Underlying Mechanisms of Chromatographic H/D, H/F, cis/trans and Isomerism Effects in GC-MS.

Abstract

Charge-free gaseous molecules labeled with deuterium ²H (D) atoms elute earlier than their protium-analogs ¹H (H) from most stationary GC phases. This effect is known as the chromatographic H/D isotope effect (hdIE_C) and can be calculated by dividing the retention times (t_R) of the protiated (t_R(H) ) to those of the deuterated (t_R(D)) analytes: hdIE_C = t_R(H)/t_R(D). Analytes labeled with ¹³C, ¹⁵N or ¹⁸O have almost identical retention times and lack a chromatographic isotope effect. Derivatives of cis- and trans-analytes such as cis- and trans-fatty acids also differ in their retention times. Analytes that contain trans-C=C-double bonds elute earlier in gas chromatography-mass spectrometry (GC-MS) than their cis-C=C-double bonds containing congeners. The chromatographic cis/trans-effect (ctE_C) can be calculated by dividing the retention times of the cis- by those of the trans-analytes: ctE_C = t_R(c)/t_R(t).

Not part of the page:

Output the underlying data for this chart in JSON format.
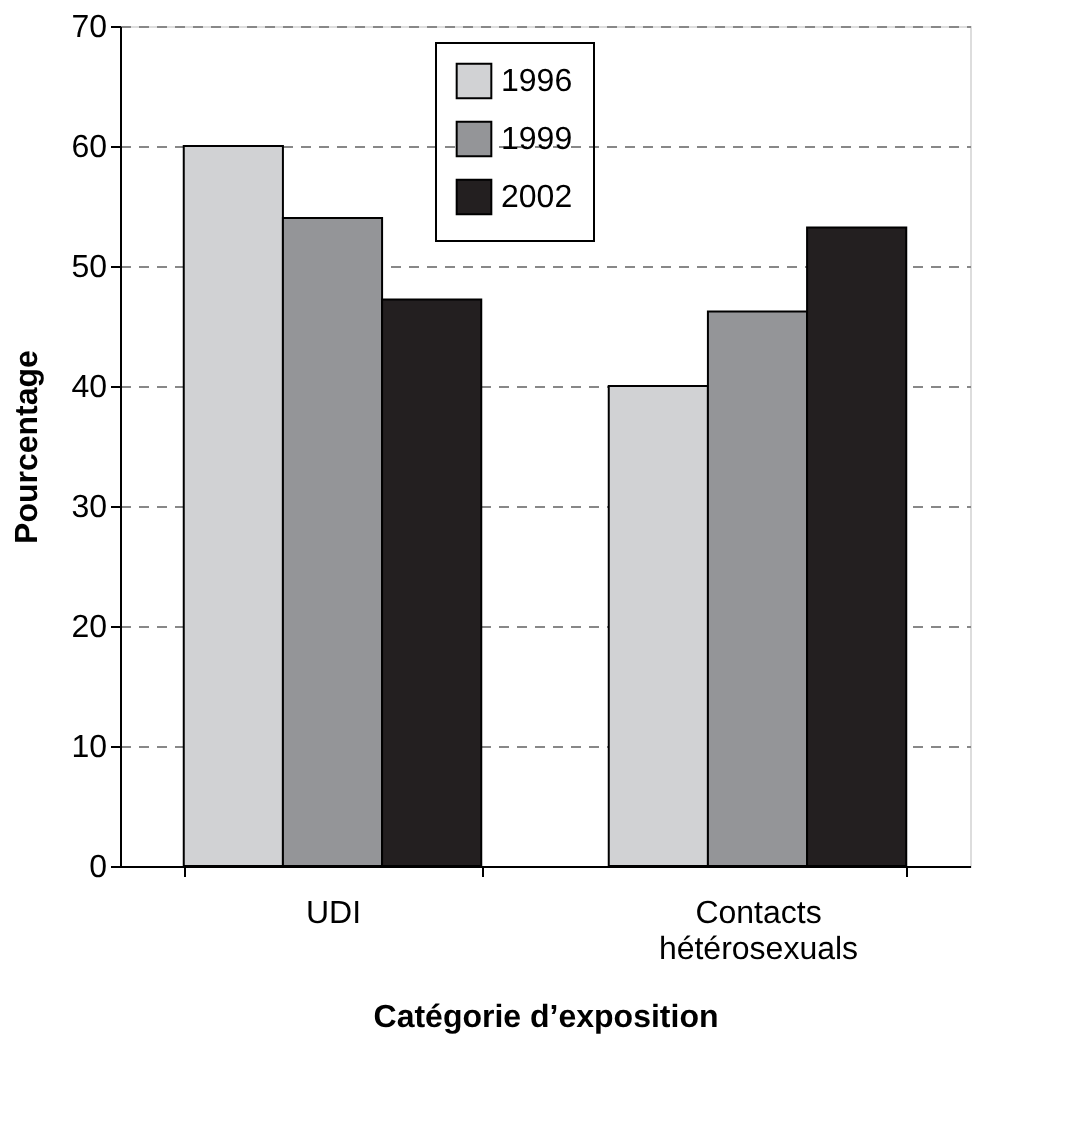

In the present work, the hdIE_C and ctE_C values of endogenous and exogenous substances were calculated from previously reported GC-MS analyses and found to range each between 1.0009 and 1.0400. The examination suggests that the H/D-isotope effects and the cis/trans-effects observed in GC-MS are based on differences in the inter-molecular interaction strengths of the analyte derivatives with the stationary phase of GC columns. The deuterium atoms, being larger than the H atoms of the analytes, attenuate the interaction of the skeleton of the molecules with the GC stationary phase. The angulation of trans-analytes decreases the interaction of the skeleton of the molecules with the GC stationary phase, as only parts of the molecules are close enough to the GC stationary phase to interact. Other chromatographic effects caused by hydrogen (H) and fluorine (F) atoms and by stereo-isomerism are considered to be based on a similar mechanism due to the different orientation of the side chains.